Он внимательно, с видимым удовольствием прочел донесение Павла Шевченко.

– Очень хорошо составлено, – сказал он. – По всей форме. Возьмите это себе на память, а теперь мы уже можем вам смело поручить составление сводных рапортов.

– Товарищ майор, – сказал Павел Шевченко, преодолевая внезапно возникшее сомнение, – прощу вас дать ход моему донесению. Я убежден, что человек, именуемый Мустафой, – «двойник».

– С большим удовольствием, – сказал майор. – Приветствую вашу настойчивость. Очень только жалею, что у меня теперь так мало времени. Но все-таки отложим на минутку дела и пройдем к полковнику Потапову.

Полковник Потапов – заместитель начальника управления – встретил их сухо, но, когда майор Маркарьян сообщил, что Павел Шевченко нашел в архиве «двойника», весело осклабился и сказал:

– Поздравляю вас, товарищ капитан. Хорошо начинаете. По всем правилам. Ну, давайте ваш рапорт.

Он прочел донесение Павла Шевченко и озадаченно посмотрел на Маркарьяна.

– Черт его знает что. Эти истории с «двойниками» всегда бывают похожи на перпетуум-мобиле. Схема вроде бы убедительна, а вечный двигатель не крутится. Однако что-то в этом есть. Ей-богу, что-то в этом есть. И придется мне с этим познакомить начальника управления, хоть, честное слово, боюсь, что сначала старик лопнет со смеху.

На следующее утро Павла Шевченко и майора Маркарьяна вызвали к начальнику управления генералу Борисову. Огромный, похожий на медведя генерал, к тому же еще одетый в коричневый мохнатый костюм и поэтому еще больше похожий на медведя, разговаривал ворчливо и медленно.

– Ну, предположим, что действительно есть основания подозревать нашего агента в том, что он работает и на противника. Так какой бы вы предложили метод проверки, товарищ капитан? Как бы вы предложили это выяснить?

– Я считаю, – ответил Павел Шевченко, – что следует дать агенту Мустафе какое-нибудь задание, которое было бы совершенно непонятно для контрразведки. Если он связан с контрразведкой, то контрразведчики, не понимая, какова цель задания, передадут через него неправильные сведения. Одновременно необходимо, чтобы какое-нибудь проверенное лицо, ну, скажем, наш атташе, получил бы те же самые сведения и выслал нам. Если они разойдутся с тем, что нам сообщил агент, значит, он действительно «двойник».

– Разумно, – сказал генерал Борисов. – А какое конкретное задание вы бы предложили?

– Мне кажется, что чем нелепее оно будет, тем лучше, – ответил Павел Шевченко. – Ну, скажем, потребовать, чтобы Мустафа в определенное, указанное нами число сообщил точную температуру воды в реке, протекающей через город, в двенадцать часов дня и в шесть часов вечера. Нужно при этом сообщить ему, что задание это особо важное, срочное и ответственное. Я считаю, что если он связан с контрразведкой, то контрразведчики на это клюнут.

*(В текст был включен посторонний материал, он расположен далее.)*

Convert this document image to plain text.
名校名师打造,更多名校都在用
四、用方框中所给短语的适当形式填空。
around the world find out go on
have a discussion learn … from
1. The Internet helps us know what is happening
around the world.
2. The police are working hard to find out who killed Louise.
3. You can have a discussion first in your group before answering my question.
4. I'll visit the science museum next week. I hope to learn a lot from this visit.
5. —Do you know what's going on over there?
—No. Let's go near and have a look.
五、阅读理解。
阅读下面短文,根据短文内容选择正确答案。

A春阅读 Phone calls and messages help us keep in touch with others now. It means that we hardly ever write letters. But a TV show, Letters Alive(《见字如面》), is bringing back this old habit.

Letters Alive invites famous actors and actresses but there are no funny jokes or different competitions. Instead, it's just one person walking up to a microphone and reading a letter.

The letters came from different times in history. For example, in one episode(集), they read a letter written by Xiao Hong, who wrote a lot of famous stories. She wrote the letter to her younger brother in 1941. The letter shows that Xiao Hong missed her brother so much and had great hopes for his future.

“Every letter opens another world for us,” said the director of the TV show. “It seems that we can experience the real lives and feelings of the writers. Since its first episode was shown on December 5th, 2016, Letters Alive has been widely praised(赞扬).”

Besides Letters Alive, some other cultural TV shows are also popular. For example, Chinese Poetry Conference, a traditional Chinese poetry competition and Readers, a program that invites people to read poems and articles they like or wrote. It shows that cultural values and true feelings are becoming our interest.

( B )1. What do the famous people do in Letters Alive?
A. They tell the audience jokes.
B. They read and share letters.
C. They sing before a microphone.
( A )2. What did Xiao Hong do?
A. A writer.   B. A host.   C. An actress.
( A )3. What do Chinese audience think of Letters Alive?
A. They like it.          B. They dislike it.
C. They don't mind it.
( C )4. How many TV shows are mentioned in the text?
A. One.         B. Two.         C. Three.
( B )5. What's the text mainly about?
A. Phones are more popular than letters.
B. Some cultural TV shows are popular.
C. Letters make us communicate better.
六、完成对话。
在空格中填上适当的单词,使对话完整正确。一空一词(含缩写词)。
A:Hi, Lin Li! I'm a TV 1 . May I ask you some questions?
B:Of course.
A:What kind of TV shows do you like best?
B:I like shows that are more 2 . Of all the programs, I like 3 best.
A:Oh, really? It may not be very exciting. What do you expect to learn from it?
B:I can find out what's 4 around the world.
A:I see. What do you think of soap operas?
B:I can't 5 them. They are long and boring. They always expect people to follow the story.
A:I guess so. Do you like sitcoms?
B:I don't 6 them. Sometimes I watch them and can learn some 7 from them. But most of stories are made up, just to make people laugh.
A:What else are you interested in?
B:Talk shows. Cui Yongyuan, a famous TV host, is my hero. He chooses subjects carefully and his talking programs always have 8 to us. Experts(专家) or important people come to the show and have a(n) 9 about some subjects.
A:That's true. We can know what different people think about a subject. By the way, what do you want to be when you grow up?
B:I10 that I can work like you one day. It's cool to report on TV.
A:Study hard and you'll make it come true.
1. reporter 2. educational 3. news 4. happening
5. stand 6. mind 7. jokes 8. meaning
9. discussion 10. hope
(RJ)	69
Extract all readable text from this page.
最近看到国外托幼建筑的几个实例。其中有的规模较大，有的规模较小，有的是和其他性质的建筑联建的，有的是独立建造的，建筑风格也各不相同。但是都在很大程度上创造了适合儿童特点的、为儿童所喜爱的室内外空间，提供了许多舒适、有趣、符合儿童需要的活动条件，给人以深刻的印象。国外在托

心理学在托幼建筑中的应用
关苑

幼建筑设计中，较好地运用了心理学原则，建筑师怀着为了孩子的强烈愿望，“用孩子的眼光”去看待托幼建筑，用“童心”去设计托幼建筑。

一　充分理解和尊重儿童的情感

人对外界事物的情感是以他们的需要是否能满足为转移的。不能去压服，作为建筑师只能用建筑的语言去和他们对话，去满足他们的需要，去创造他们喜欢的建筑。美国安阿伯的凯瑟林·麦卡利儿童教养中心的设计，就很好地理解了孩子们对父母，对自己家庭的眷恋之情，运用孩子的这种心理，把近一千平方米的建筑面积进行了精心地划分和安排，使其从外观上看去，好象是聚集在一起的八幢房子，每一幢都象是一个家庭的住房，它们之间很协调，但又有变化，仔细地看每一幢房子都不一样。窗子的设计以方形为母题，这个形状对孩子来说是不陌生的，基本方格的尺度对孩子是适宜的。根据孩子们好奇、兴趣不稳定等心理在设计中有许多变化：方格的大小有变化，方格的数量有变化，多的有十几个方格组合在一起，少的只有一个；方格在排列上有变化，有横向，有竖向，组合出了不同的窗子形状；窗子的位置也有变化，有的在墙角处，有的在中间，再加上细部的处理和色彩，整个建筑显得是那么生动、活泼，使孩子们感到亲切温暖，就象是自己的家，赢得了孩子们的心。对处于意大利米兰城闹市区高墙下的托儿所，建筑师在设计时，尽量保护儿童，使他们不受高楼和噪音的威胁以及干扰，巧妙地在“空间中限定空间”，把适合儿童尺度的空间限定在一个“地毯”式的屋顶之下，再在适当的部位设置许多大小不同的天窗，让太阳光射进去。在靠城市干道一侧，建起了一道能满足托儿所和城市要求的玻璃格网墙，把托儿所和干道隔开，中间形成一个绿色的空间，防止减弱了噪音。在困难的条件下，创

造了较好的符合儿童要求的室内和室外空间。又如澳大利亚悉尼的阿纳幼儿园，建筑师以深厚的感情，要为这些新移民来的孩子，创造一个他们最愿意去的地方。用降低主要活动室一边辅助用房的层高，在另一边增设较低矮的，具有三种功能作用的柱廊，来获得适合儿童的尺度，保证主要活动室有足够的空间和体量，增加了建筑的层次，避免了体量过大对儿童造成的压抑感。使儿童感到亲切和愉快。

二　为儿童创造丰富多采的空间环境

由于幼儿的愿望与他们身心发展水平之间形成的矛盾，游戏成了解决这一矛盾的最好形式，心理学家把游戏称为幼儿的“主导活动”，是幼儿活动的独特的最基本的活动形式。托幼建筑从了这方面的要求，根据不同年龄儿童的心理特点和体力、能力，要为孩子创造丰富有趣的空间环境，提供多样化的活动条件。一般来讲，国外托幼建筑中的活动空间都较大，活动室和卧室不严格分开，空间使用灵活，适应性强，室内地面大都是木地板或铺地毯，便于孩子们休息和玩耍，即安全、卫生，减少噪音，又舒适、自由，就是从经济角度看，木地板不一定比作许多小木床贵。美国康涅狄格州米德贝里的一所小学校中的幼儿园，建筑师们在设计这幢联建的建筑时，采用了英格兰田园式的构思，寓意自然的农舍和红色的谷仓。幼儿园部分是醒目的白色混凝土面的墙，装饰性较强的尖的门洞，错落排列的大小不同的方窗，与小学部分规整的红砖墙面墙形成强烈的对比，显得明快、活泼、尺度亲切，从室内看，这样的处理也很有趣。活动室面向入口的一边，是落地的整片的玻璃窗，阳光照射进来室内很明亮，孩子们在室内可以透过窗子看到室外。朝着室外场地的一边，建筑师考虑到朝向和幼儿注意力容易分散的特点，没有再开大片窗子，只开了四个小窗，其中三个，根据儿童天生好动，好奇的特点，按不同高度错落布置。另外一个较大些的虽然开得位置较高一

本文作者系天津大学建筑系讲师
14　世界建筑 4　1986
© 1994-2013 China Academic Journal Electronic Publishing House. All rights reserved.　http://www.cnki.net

– Ну знаете, – развел свои слишком короткие для его огромного тела, поросшие волосами руки генерал Борисов. – Если мы дадим такое задание, то прежде всего сам Мустафа решит, что мы тут с ума посходили… А впрочем, посмотрим.

Вечером за маленьким столиком в архиве при свете настольной лампы Павел Шевченко снова и снова вчитывался в донесения Мустафы, раздумывая над тем, что генерал Борисов может, конечно, смеяться над способом проверки, который предложил он, Павел Шевченко, но, если Борисов не прикажет произвести проверку тем или другим способом, он дойдет хоть до Верховного Главнокомандующего, а добьется своего.

«Двойник». Да, «двойник». Он сам, конечно, тоже в какой-то мере был «двойником», жил под чужим именем. Но это были разные вещи. Он работал на победу. Не было для него, чье бы; имя он ни носил, ничего выше Родины и ее интересов. А тот другой, по кличке Мустафа, – настоящего имени его он не знал, подлинные имена в делах, хранящихся даже в этом сверхсекретном архиве, не указывались, – тот другой человек работал на врага.

«Ну, может быть, – думал Павел Шевченко, – этот Мустафа в действительности какой-нибудь Сережа Боголюбов, у которого Сталин посадил и расстрелял отца и этим навредил не только партии, не только правде и справедливости, но и самому государству. Как бы сейчас нужен был отец, с его военным опытом, с его знаниями, на такой войне. И, может быть, этот Сережа Боголюбов тоже скрыл свое имя, а затем получил кличку Мустафа, и он ненавидит Сталина и за это мстит и передает неправильную информацию… Может быть. Но все равно Мустафу необходимо обезвредить, необходимо уничтожить, потому что можно сознательно, для пользы дела уничтожить одного человека, уничтожить тирана, но нельзя мстить народу, нельзя мстить Родине».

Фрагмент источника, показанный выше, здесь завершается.